Duncan Epping and I were kicking around the whole scale up vs. scale out argument two nights ago on Twitter, which culminated in Duncan’s excellent post on the topic. Aaron Delp also posted some numbers (and a unicorn) where he also adds the consideration for Microsoft licensing. As a Linux guy I hadn’t thought about that style of Microsoft license, and I like that a lot.
While Mr. Epping was crunching numbers, so was I. I am firmly of the belief that scaling up is a better idea, because physical infrastructure and its management is not free. It isn’t cheap, either. You need to consider a lot of different things, including storage connectivity, network connectivity, KVM, power, and cooling. You can also throw in guest & application licensing, too, if it can be done per socket. There are also a bunch of costs that are hard to calculate, like staff time, and I omit them like many others. You can assume, though, that fewer hosts take less time to maintain, and less time doing maintenance means more time moving forward.
So I built a spreadsheet, of course, to flesh out some of what Duncan identified as other considerations. You can download it and tweak it yourself if you’d like. Here are the basic assumptions, building on his numbers (click for a larger version):
Those are my starting numbers, some of which are estimates, but I tried to be realistic. I assembled all these so that I could figure out what the five year cost might be of using:
- a smaller Dell PowerEdge R710 with two quad-core CPUs and 96 GB of RAM,
- a Dell PowerEdge R810 with two CPUs and 256 GB of RAM, and
- a Dell PowerEdge R810 with four 10 core CPUs and 512 GB of RAM.
All would have an H200, two 146 GB 10K disks as RAID 1, dual power supplies, a 5 year Next Business Day warranty (if you have spare capacity you can do this and save some money), and an Intel X520-DA 10 Gbps card in addition to the onboard NICs.
Would there be a big difference?
Note that in this spreadsheet I calculate both the number of hosts we’d need based on vCPUs as well as the number of hosts based on vRAM, and then use the maximum number out of that. Plus one, of course, because we need some extra capacity for HA & maintenance. Similarly, I compute the licenses we’d need based on sockets, as well as based on vRAM, and take the larger of the two to compute license and support costs. I apologize for not making it more clear, but I think the crowd is also tiring of the onslaught of numbers lately. If you grab the spreadsheet you’ll see what I’ve done.
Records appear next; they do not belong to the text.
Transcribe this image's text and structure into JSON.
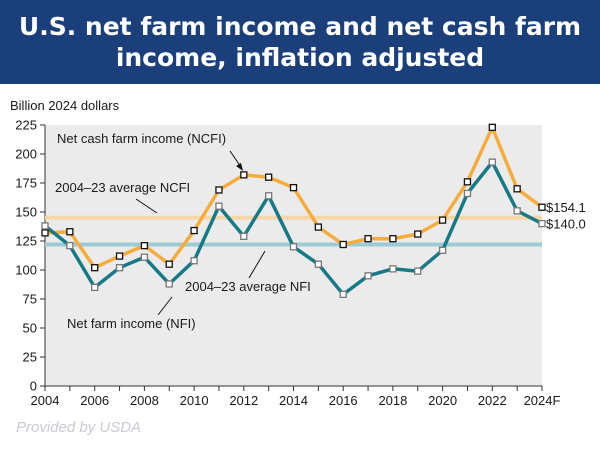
{
  "header": {
    "title_line1": "U.S. net farm income and net cash farm",
    "title_line2": "income, inflation adjusted"
  },
  "footer": {
    "credit": "Provided by USDA"
  },
  "colors": {
    "title_bar": "#1a3f7a",
    "ncfi": "#f5ac3c",
    "nfi": "#157a86",
    "ncfi_average": "#f9d6a6",
    "nfi_average": "#9ccbd3",
    "plot_background": "#ebebeb"
  },
  "chart_data": {
    "type": "line",
    "ylabel": "Billion 2024 dollars",
    "ylim": [
      0,
      225
    ],
    "yticks": [
      0,
      25,
      50,
      75,
      100,
      125,
      150,
      175,
      200,
      225
    ],
    "xlim": [
      2004,
      2024
    ],
    "xtick_values": [
      2004,
      2006,
      2008,
      2010,
      2012,
      2014,
      2016,
      2018,
      2020,
      2022,
      2024
    ],
    "xtick_labels": [
      "2004",
      "2006",
      "2008",
      "2010",
      "2012",
      "2014",
      "2016",
      "2018",
      "2020",
      "2022",
      "2024F"
    ],
    "x": [
      2004,
      2005,
      2006,
      2007,
      2008,
      2009,
      2010,
      2011,
      2012,
      2013,
      2014,
      2015,
      2016,
      2017,
      2018,
      2019,
      2020,
      2021,
      2022,
      2023,
      2024
    ],
    "series": [
      {
        "name": "Net cash farm income (NCFI)",
        "key": "ncfi",
        "values": [
          132,
          133,
          102,
          112,
          121,
          105,
          134,
          169,
          182,
          180,
          171,
          137,
          122,
          127,
          127,
          131,
          143,
          176,
          223,
          170,
          154.1
        ]
      },
      {
        "name": "Net farm income (NFI)",
        "key": "nfi",
        "values": [
          138,
          121,
          85,
          102,
          111,
          88,
          108,
          155,
          129,
          164,
          120,
          105,
          79,
          95,
          101,
          99,
          117,
          166,
          193,
          151,
          140.0
        ]
      }
    ],
    "reference_lines": [
      {
        "name": "2004–23 average NCFI",
        "key": "ncfi_avg",
        "value": 145
      },
      {
        "name": "2004–23 average NFI",
        "key": "nfi_avg",
        "value": 122
      }
    ],
    "end_labels": [
      "$154.1",
      "$140.0"
    ],
    "grid": false
  }
}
There is definitely a savings, but it’s not nearly as profound as I’d expected, just $37,588 between the small server configuration and the medium-sized one. That’s definitely because of the numbers Duncan chose for averages, though. Altering the average CPU or RAM needs of the VMs makes the difference larger, and if we increase the consolidation ratio, fitting 8 vCPUs per core, you get a $66,770 savings. Lastly, if we amplify the savings by adding more VMs, like 600, you get $97,331. That’s respectable.
I encourage you to play with the spreadsheet yourself. As for this exercise, I can conclude and observe a few things:
- Scale up is worth exploring, for respectable financial gains/savings as well as the hard-to-quantify time savings, as long as you’re comfortable with how many VMs you are putting on one host.
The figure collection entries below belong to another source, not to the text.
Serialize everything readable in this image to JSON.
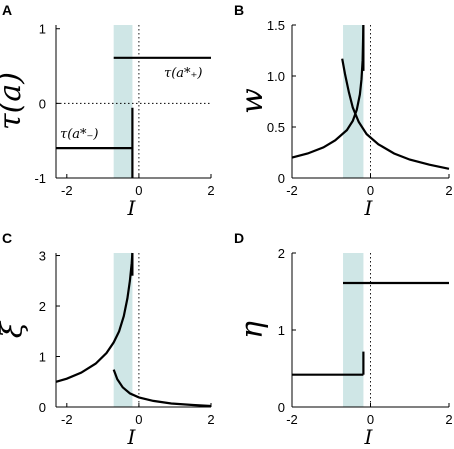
{
  "colors": {
    "band": "#c7e2e2",
    "line": "#000000",
    "background": "#ffffff"
  },
  "chart_data": [
    {
      "panel": "A",
      "type": "line",
      "xlabel": "I",
      "ylabel": "τ(a)",
      "xlim": [
        -2.3,
        2
      ],
      "ylim": [
        -1,
        1.05
      ],
      "xticks": [
        "-2",
        "0",
        "2"
      ],
      "yticks": [
        "-1",
        "0",
        "1"
      ],
      "xtick_values": [
        -2,
        0,
        2
      ],
      "ytick_values": [
        -1,
        0,
        1
      ],
      "band": [
        -0.7,
        -0.18
      ],
      "annotations": [
        "τ(a*₊)",
        "τ(a*₋)"
      ],
      "series": [
        {
          "points": [
            [
              -2.3,
              -0.6
            ],
            [
              -0.18,
              -0.6
            ]
          ]
        },
        {
          "points": [
            [
              -0.7,
              0.61
            ],
            [
              2,
              0.61
            ]
          ]
        },
        {
          "points": [
            [
              -0.18,
              -1.0
            ],
            [
              -0.18,
              -0.06
            ]
          ]
        }
      ]
    },
    {
      "panel": "B",
      "type": "line",
      "xlabel": "I",
      "ylabel": "w",
      "xlim": [
        -2,
        2
      ],
      "ylim": [
        0,
        1.5
      ],
      "xticks": [
        "-2",
        "0",
        "2"
      ],
      "yticks": [
        "0",
        "0.5",
        "1.0",
        "1.5"
      ],
      "xtick_values": [
        -2,
        0,
        2
      ],
      "ytick_values": [
        0,
        0.5,
        1.0,
        1.5
      ],
      "band": [
        -0.7,
        -0.18
      ],
      "series": [
        {
          "points": [
            [
              -2,
              0.2
            ],
            [
              -1.6,
              0.24
            ],
            [
              -1.2,
              0.3
            ],
            [
              -0.9,
              0.37
            ],
            [
              -0.6,
              0.47
            ],
            [
              -0.45,
              0.56
            ],
            [
              -0.35,
              0.67
            ],
            [
              -0.27,
              0.82
            ],
            [
              -0.23,
              0.97
            ],
            [
              -0.2,
              1.15
            ],
            [
              -0.18,
              1.5
            ]
          ]
        },
        {
          "points": [
            [
              -0.72,
              1.17
            ],
            [
              -0.65,
              1.02
            ],
            [
              -0.55,
              0.84
            ],
            [
              -0.45,
              0.69
            ],
            [
              -0.3,
              0.55
            ],
            [
              -0.1,
              0.43
            ],
            [
              0.2,
              0.33
            ],
            [
              0.6,
              0.24
            ],
            [
              1.0,
              0.18
            ],
            [
              1.5,
              0.13
            ],
            [
              2.0,
              0.09
            ]
          ]
        },
        {
          "points": [
            [
              -0.18,
              1.05
            ],
            [
              -0.18,
              1.5
            ]
          ]
        }
      ]
    },
    {
      "panel": "C",
      "type": "line",
      "xlabel": "I",
      "ylabel": "ξ",
      "xlim": [
        -2.3,
        2
      ],
      "ylim": [
        0,
        3.05
      ],
      "xticks": [
        "-2",
        "0",
        "2"
      ],
      "yticks": [
        "0",
        "1",
        "2",
        "3"
      ],
      "xtick_values": [
        -2,
        0,
        2
      ],
      "ytick_values": [
        0,
        1,
        2,
        3
      ],
      "band": [
        -0.7,
        -0.18
      ],
      "series": [
        {
          "points": [
            [
              -2.3,
              0.5
            ],
            [
              -2,
              0.56
            ],
            [
              -1.6,
              0.68
            ],
            [
              -1.2,
              0.86
            ],
            [
              -0.9,
              1.07
            ],
            [
              -0.7,
              1.28
            ],
            [
              -0.55,
              1.5
            ],
            [
              -0.42,
              1.8
            ],
            [
              -0.32,
              2.15
            ],
            [
              -0.25,
              2.5
            ],
            [
              -0.2,
              2.85
            ],
            [
              -0.18,
              3.05
            ]
          ]
        },
        {
          "points": [
            [
              -0.7,
              0.74
            ],
            [
              -0.6,
              0.55
            ],
            [
              -0.45,
              0.39
            ],
            [
              -0.25,
              0.27
            ],
            [
              0.0,
              0.19
            ],
            [
              0.4,
              0.12
            ],
            [
              0.9,
              0.07
            ],
            [
              1.5,
              0.04
            ],
            [
              2.0,
              0.02
            ]
          ]
        },
        {
          "points": [
            [
              -0.18,
              2.6
            ],
            [
              -0.18,
              3.05
            ]
          ]
        }
      ]
    },
    {
      "panel": "D",
      "type": "line",
      "xlabel": "I",
      "ylabel": "η",
      "xlim": [
        -2,
        2
      ],
      "ylim": [
        0,
        2
      ],
      "xticks": [
        "-2",
        "0",
        "2"
      ],
      "yticks": [
        "0",
        "1",
        "2"
      ],
      "xtick_values": [
        -2,
        0,
        2
      ],
      "ytick_values": [
        0,
        1,
        2
      ],
      "band": [
        -0.7,
        -0.18
      ],
      "series": [
        {
          "points": [
            [
              -2,
              0.42
            ],
            [
              -0.18,
              0.42
            ]
          ]
        },
        {
          "points": [
            [
              -0.7,
              1.61
            ],
            [
              2,
              1.61
            ]
          ]
        },
        {
          "points": [
            [
              -0.18,
              0.42
            ],
            [
              -0.18,
              0.72
            ]
          ]
        }
      ]
    }
  ]
}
- Over half the price of these setups is license, which levels things out quite a bit.
- Not surprisingly, power usage is pretty level. Big servers use more power, smaller use less, and it evens out with quantity. The same is true between network and storage ports and hardware costs. Big servers cost more but use less infrastructure, potentially.
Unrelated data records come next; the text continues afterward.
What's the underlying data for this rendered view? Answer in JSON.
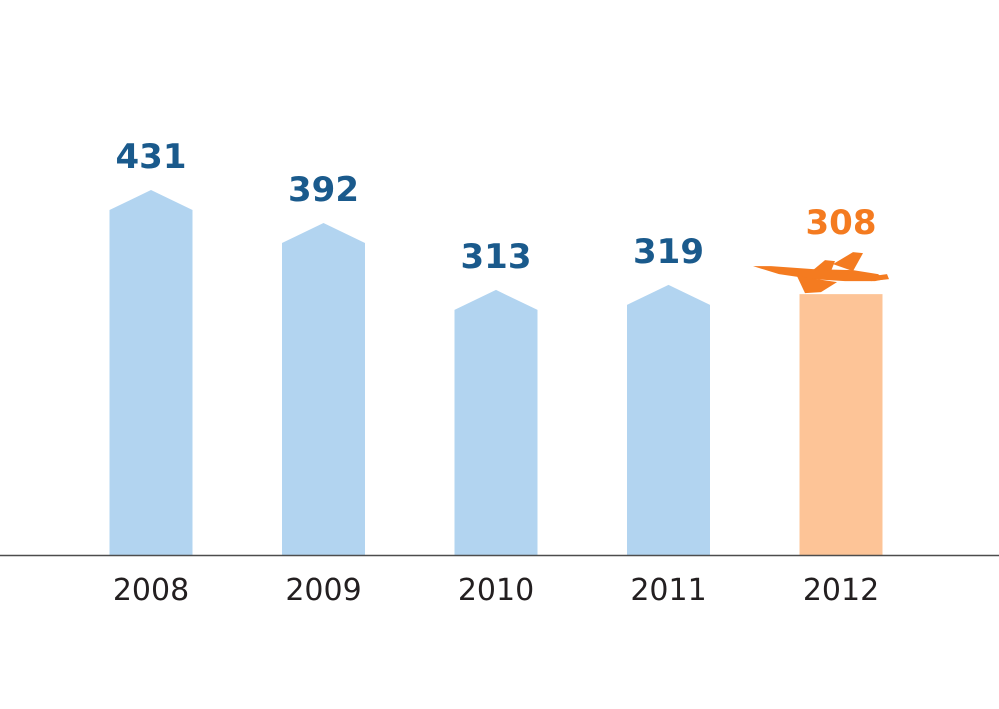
{
  "chart_data": {
    "type": "bar",
    "title": "",
    "xlabel": "",
    "ylabel": "",
    "categories": [
      "2008",
      "2009",
      "2010",
      "2011",
      "2012"
    ],
    "values": [
      431,
      392,
      313,
      319,
      308
    ],
    "value_labels": [
      "431",
      "392",
      "313",
      "319",
      "308"
    ],
    "ylim": [
      0,
      431
    ],
    "grid": false,
    "highlight_index": 4,
    "highlight_icon": "airplane-icon",
    "colors": {
      "bar": "#b2d4f0",
      "bar_highlight": "#fdc497",
      "label": "#1a5a8c",
      "label_highlight": "#f47b20",
      "icon": "#f47b20",
      "axis": "#4d4d4d",
      "category": "#231f20"
    }
  }
}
- Right-sizing VMs is definitely key, as wasted CPU and RAM eat directly into your costs. Which has always been true, but is just more profound now.
- A comment from Duncan, as we proofread each other’s posts: “[with] the N+1 you more or less already have the 85% that [Gabrie] refers to. So depending on the approach you want to take, 85% of N vs 85% of N+1, you could potentially save some money.” Very true. Changing the spreadsheet so there’s no +1 shows anywhere from a $28K to a $56K savings overall.
- There is a definite sweet spot for machine size, cost versus size drawbacks. In this example it’s the middle tier but over time, and depending on your own workloads, it’ll be different.
Anyhow, I hope this has been useful to somebody. Let me know if you see any errors, or have any good thoughts on quantifying staff time saved as part of this process. I would love to be able to represent that.
A big thank you to the man himself, Duncan Epping, for proofreading, offering perspective, and all the conversation in between. I may be the Lone Sysadmin, but it’s definitely nice to be part of a team.
P.S. If you’re interested in where I got the energy numbers, I used the Dell Energy Smart Solution Advisor.